Just on the eve of a presidential election year, an incumbent faced severe odds for gaining another term in the White House. A jobless rate remained stubborn, members of his own party doubted his resolve, the magic of the campaign that brought him to power just three years before had worn off. Critics began to complain that the deficit had been ballooned to no purpose. As Abraham Lincoln once lamented on another occasion, "the bottom" was "out of the tub."
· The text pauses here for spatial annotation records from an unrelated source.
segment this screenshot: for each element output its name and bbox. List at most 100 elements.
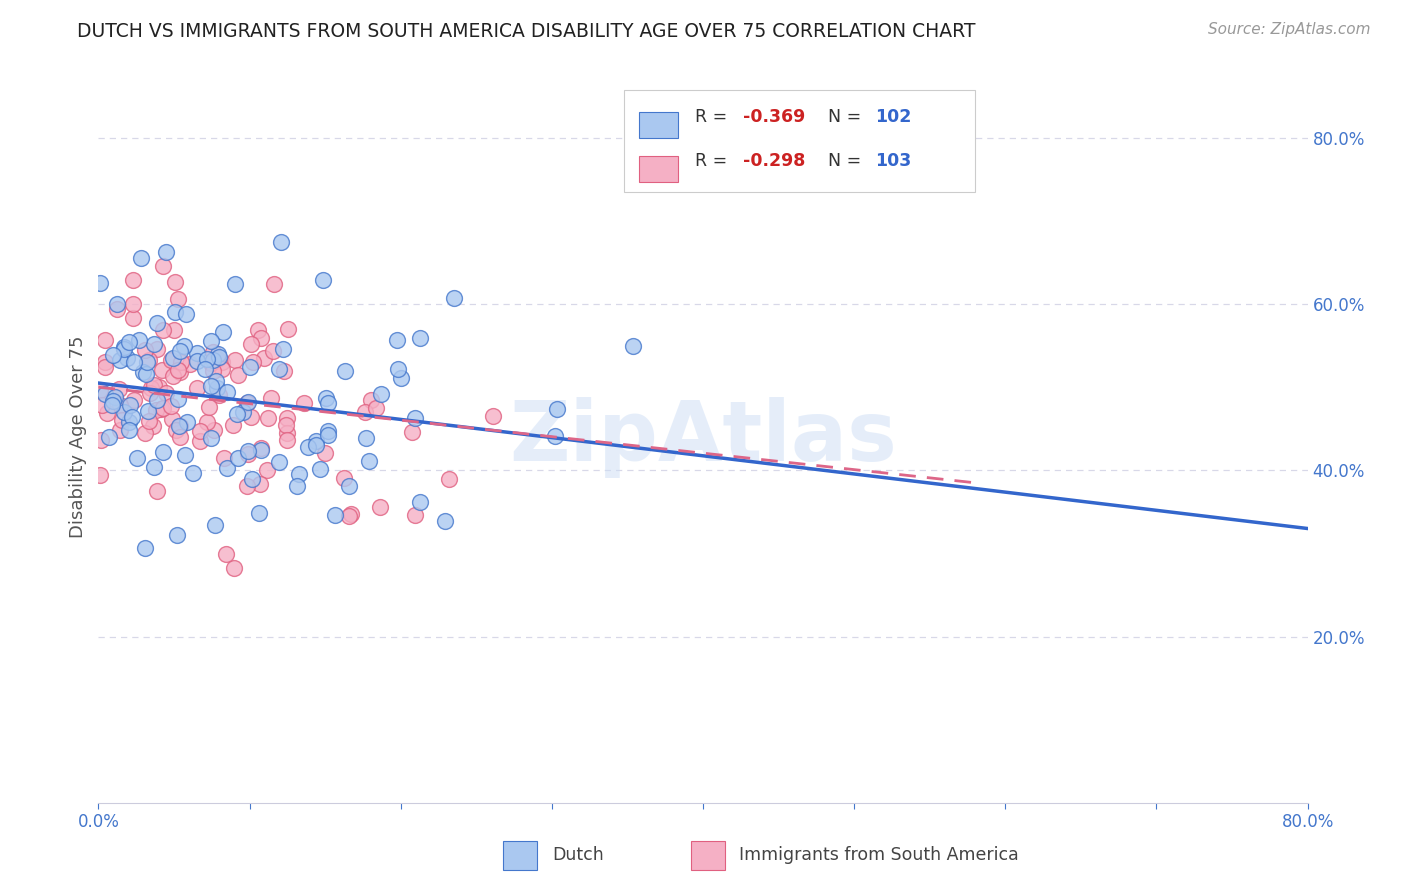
Point: [211, 355, 233, 369]
Y-axis label: Disability Age Over 75: Disability Age Over 75: [69, 335, 87, 539]
Point: [368, 500, 391, 515]
Point: [354, 431, 377, 445]
Point: [89, 468, 111, 483]
Point: [621, 339, 644, 353]
Point: [118, 415, 141, 429]
Point: [128, 333, 150, 347]
Point: [150, 402, 173, 417]
Point: [205, 351, 228, 366]
Point: [256, 410, 278, 425]
Text: ZipAtlas: ZipAtlas: [509, 397, 897, 477]
Point: [240, 472, 263, 486]
Point: [97, 430, 120, 444]
Point: [122, 392, 145, 407]
Point: [165, 423, 187, 437]
Point: [238, 447, 260, 461]
Point: [90, 433, 112, 447]
Point: [316, 428, 339, 442]
Point: [404, 411, 426, 425]
Text: R =: R =: [695, 153, 733, 170]
Point: [366, 401, 388, 415]
Point: [167, 292, 190, 306]
Point: [242, 355, 264, 369]
Point: [263, 277, 285, 291]
Point: [89, 383, 111, 397]
Point: [224, 353, 246, 368]
Point: [276, 433, 298, 447]
Point: [132, 365, 155, 379]
Point: [360, 393, 382, 408]
Point: [202, 423, 225, 437]
Point: [176, 415, 198, 429]
Point: [226, 368, 249, 383]
Point: [145, 402, 167, 417]
FancyBboxPatch shape: [503, 841, 537, 870]
Point: [285, 478, 308, 492]
Point: [215, 384, 238, 399]
Point: [437, 472, 460, 486]
Point: [152, 445, 174, 459]
Point: [108, 382, 131, 396]
Text: N =: N =: [828, 153, 866, 170]
Text: Source: ZipAtlas.com: Source: ZipAtlas.com: [1208, 22, 1371, 37]
Point: [105, 297, 128, 311]
Point: [148, 380, 170, 394]
Point: [96, 406, 118, 420]
Point: [138, 404, 160, 418]
Point: [155, 386, 177, 401]
Point: [323, 508, 346, 523]
Point: [200, 431, 222, 445]
Point: [142, 419, 165, 434]
Point: [238, 443, 260, 458]
Text: N =: N =: [828, 109, 866, 127]
Point: [94, 355, 117, 369]
Point: [108, 399, 131, 413]
Point: [316, 396, 339, 410]
Point: [222, 418, 245, 433]
Point: [239, 337, 262, 351]
Point: [260, 391, 283, 405]
FancyBboxPatch shape: [638, 156, 678, 182]
Text: 103: 103: [875, 153, 911, 170]
Point: [359, 454, 381, 468]
Point: [94, 333, 117, 347]
Point: [94, 387, 117, 401]
Point: [186, 381, 208, 395]
Point: [194, 361, 217, 376]
Point: [155, 244, 177, 259]
Point: [104, 390, 127, 404]
Point: [276, 411, 298, 425]
Point: [337, 479, 360, 493]
Point: [167, 418, 190, 433]
Point: [188, 424, 211, 438]
Point: [146, 317, 169, 331]
Point: [340, 508, 363, 522]
Point: [186, 353, 208, 368]
Point: [208, 388, 231, 402]
Point: [200, 356, 222, 370]
Point: [169, 419, 191, 434]
Point: [159, 353, 181, 368]
Point: [314, 446, 336, 460]
Point: [112, 342, 135, 356]
Point: [222, 560, 245, 574]
Point: [162, 369, 184, 384]
Point: [138, 386, 160, 401]
Point: [249, 331, 271, 345]
Point: [160, 399, 183, 413]
Point: [409, 331, 432, 345]
Text: R =: R =: [695, 109, 733, 127]
Point: [118, 398, 141, 412]
Point: [112, 404, 135, 418]
Point: [212, 325, 235, 339]
Point: [121, 310, 143, 325]
Point: [143, 337, 166, 351]
Point: [208, 351, 231, 365]
Point: [160, 412, 183, 426]
Point: [122, 355, 145, 369]
FancyBboxPatch shape: [624, 90, 976, 192]
Point: [409, 495, 432, 509]
Point: [146, 343, 169, 357]
Point: [544, 428, 567, 442]
Point: [136, 355, 159, 369]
The year was 1935 and the president was Franklin D. Roosevelt. In June, the Supreme Court struck down the cornerstone of his economic plan the National Recovery Administration. Moreover, Huey Long demanded a redistribution of income through his Share Our Wealth scheme. A radio commentator, Father Charles Coughlin berated his administration daily and the Dupont family helped to create the Liberty League. It was clear that the recovery would be painstakingly slow. FDR's prospects for re-election were considered no better than even. Herbert Hoover, his defeated predecessor, was even plotting a comeback.
Indeed Roosevelt's prospects looked no better than Barack Obama's appear today. In many respects, Obama looks better at this juncture than did FDR. Sinclair Lewis published a speculative novel, "It Can't Happen Here," that had Roosevelt dethroned by his own party. Yet by 1936, FDR was unbeatable and cruised to a record landslide taking 46 out of 48 states.
How he did it was that he made his opponents the problem, stressing how far his administration had gone to stabilize the situation. But Roosevelt also prepared a second act which proposed greater government actions and drew sharp contrast between him and his opponents. He proposed Social Security, restored the right of labor to organize, struck down when the court moved against the NRA and proposed an expansion of the minimum wage. Simply put, Roosevelt went on the offensive.
By the time Democrats met in Philadelphia in summer 1936, Roosevelt re-electrified a nation. Brushing aside the relics of the old Democratic Party, he prepared a campaign which was sharp and unabashedly progressive. In his acceptance speech, FDR set the tone "governments can err, presidents do make mistakes, but the immortal Dante tells us Divine justice weighs the sins of the cold-blooded and the sins of the warm-hearted on a different scale." Then concluding "better the occasioned faults of a government living in the spirit of charity, than the consistent omissions of a government frozen in the ice of its own indifference." At that hour, the modern Democratic Party was born.
Obama could steal a leaf from Roosevelt's 1936 campaign plan. Certainly it would have to be interpreted broadly. For instance in 1936 the South was in the bag for FDR - simply because he was a Democrat. Obama's prospects in that region are not so good. But Obama could both rebuild and renew the party with an agenda that stresses federal action. Moreover he could focus on the policies of his opponents.
Congress as defined by Eric Cantor and Paul Ryan sports a 13 percent approval rate, and 51 percent blame Bush for the recession. But Obama cannot depend on these alone, he needs to run a campaign based as Ronald Reagan put it on "bright colors and not pastels."
Charlotte could be the place on the rebirth of not only the Democratic Party but progressivism.
For the first three years, Obama has been trying to create a political utopia of bipartisanship. Obviously this has not worked. He has tried to seek consensus and has gained nothing for his trouble. Instead Obama should enunciate where he stands without hesitation. Treat the tea party as the Liberty League as a contrivance formed by Richard Armey to perform guerrilla theatre for Republicans. Deride the radio priest and those of the cable networks as false prophets for profit.
Show no quarter and expect none. It is time to break the ties with the desultory Clinton years and create a new vision for the Democratic Party.